Energieseitig setzte die EEW-Gruppe den Angaben zufolge rund 1,82 TWh Strom, 887 GWh Wärme und 2,10 TWh Produktionsdampf ab. Zuwächse ergaben sich vor allem beim Wärmeabsatz, der gegenüber 2019 um 12,1 Prozent zulegte. Auch beim Stromabsatz ergibt sich ein leichtes Plus von 2,5 Prozent, während die verkaufte Dampfmenge um 3,7 Prozent zurück ging.

Umsätze um 6,5 Prozent gestiegen

Beim EEW-Umsatz meldet BEHL einen Zuwachs um 6,5 Prozent auf 5,66 Mrd Hongkong-Dollar (HKD). Ein Wechselkurs wird nicht genannt, so dass eine genaue Umrechnung in Euro nicht möglich ist. Kennzahlen zum operativen Ergebnis oder Jahresergebnis von EEW enthält der BEHL-Bericht wie üblich nicht.

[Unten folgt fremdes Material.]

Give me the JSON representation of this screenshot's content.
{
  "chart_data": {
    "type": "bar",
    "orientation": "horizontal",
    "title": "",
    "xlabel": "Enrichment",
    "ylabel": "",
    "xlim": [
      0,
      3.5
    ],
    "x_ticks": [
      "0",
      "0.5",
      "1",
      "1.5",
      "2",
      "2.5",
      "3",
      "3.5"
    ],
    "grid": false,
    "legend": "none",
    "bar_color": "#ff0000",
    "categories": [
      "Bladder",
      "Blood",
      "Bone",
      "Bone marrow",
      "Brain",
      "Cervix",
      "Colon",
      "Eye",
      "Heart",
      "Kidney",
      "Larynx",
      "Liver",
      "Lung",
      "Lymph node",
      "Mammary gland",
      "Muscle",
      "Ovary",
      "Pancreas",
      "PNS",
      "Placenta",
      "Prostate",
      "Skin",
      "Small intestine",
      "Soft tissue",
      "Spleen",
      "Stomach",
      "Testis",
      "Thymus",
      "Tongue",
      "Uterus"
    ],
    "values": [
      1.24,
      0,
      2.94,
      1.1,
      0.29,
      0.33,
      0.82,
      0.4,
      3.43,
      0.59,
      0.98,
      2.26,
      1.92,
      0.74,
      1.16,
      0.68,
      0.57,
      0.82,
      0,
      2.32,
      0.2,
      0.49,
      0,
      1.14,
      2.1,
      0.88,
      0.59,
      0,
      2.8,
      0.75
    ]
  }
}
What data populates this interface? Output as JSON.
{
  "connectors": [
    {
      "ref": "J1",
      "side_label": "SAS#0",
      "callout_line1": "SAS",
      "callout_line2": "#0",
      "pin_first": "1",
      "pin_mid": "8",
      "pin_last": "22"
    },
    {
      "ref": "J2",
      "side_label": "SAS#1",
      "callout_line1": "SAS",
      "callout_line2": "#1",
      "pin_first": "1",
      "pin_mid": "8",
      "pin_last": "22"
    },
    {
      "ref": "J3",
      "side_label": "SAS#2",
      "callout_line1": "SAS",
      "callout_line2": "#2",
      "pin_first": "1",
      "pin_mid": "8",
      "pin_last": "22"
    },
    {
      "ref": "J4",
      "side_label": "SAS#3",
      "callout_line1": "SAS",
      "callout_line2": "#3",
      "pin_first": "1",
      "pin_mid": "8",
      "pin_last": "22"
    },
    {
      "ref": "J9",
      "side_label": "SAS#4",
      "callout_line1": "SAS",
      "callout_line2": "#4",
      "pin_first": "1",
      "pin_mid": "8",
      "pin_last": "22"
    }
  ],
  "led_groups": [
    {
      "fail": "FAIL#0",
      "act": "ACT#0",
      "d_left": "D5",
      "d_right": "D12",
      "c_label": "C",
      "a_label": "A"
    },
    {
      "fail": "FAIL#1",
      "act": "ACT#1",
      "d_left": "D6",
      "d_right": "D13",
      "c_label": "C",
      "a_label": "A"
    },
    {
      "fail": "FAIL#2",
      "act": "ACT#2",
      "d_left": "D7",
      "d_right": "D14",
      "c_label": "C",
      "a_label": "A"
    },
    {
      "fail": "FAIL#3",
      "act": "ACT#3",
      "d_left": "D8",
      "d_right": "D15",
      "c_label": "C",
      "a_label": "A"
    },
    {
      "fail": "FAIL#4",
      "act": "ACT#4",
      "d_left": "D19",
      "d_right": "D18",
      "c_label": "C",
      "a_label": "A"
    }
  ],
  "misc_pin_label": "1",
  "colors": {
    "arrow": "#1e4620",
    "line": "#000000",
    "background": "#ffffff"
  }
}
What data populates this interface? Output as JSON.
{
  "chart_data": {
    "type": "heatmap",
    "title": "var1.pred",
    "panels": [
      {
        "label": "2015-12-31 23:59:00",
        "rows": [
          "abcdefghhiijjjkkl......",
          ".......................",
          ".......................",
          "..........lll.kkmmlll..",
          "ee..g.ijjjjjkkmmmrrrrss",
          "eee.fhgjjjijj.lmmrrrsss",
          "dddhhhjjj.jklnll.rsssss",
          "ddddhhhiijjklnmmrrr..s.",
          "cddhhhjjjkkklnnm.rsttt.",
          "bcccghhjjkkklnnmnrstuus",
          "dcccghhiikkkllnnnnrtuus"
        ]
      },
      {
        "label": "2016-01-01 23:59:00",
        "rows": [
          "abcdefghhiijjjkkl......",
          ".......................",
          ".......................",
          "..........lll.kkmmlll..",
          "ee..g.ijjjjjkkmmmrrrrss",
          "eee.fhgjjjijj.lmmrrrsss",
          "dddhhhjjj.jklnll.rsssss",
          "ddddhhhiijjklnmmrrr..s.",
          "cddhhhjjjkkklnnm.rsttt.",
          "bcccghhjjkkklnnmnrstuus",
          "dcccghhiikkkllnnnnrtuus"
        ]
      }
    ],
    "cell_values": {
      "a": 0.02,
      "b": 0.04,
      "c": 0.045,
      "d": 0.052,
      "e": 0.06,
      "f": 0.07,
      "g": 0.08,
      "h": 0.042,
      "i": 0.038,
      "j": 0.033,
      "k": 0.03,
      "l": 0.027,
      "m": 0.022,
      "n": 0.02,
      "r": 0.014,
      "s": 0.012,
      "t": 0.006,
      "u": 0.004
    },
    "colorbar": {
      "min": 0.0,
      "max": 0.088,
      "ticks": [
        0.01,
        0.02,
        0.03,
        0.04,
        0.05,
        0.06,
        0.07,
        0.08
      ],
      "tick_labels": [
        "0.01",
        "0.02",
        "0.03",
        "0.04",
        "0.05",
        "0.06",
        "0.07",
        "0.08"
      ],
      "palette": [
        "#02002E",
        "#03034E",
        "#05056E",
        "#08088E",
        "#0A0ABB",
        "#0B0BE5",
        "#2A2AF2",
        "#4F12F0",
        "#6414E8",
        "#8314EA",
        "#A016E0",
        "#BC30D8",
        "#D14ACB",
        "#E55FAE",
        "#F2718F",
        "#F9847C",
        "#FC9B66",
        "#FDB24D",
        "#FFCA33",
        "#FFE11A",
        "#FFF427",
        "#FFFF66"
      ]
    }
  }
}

Im Jahr 2019 hatte EEW ein Rekordergebnis eingefahren, wie aus dem kürzlich im Bundesanzeiger veröffentlichten Jahresbericht hervorgeht. Auch für 2020 waren die Ergebniserwartungen der Unternehmensführung positiv. Im BEHL-Bericht werden nun aber erhöhte operative Kosten bei der Helmstedter Tochter dafür verantwortlich gemacht, dass die Bruttogewinnmarge des gesamten BEHL-Konzerns im letzten Jahr von 16,1 auf 15,9 Prozent gesunken ist.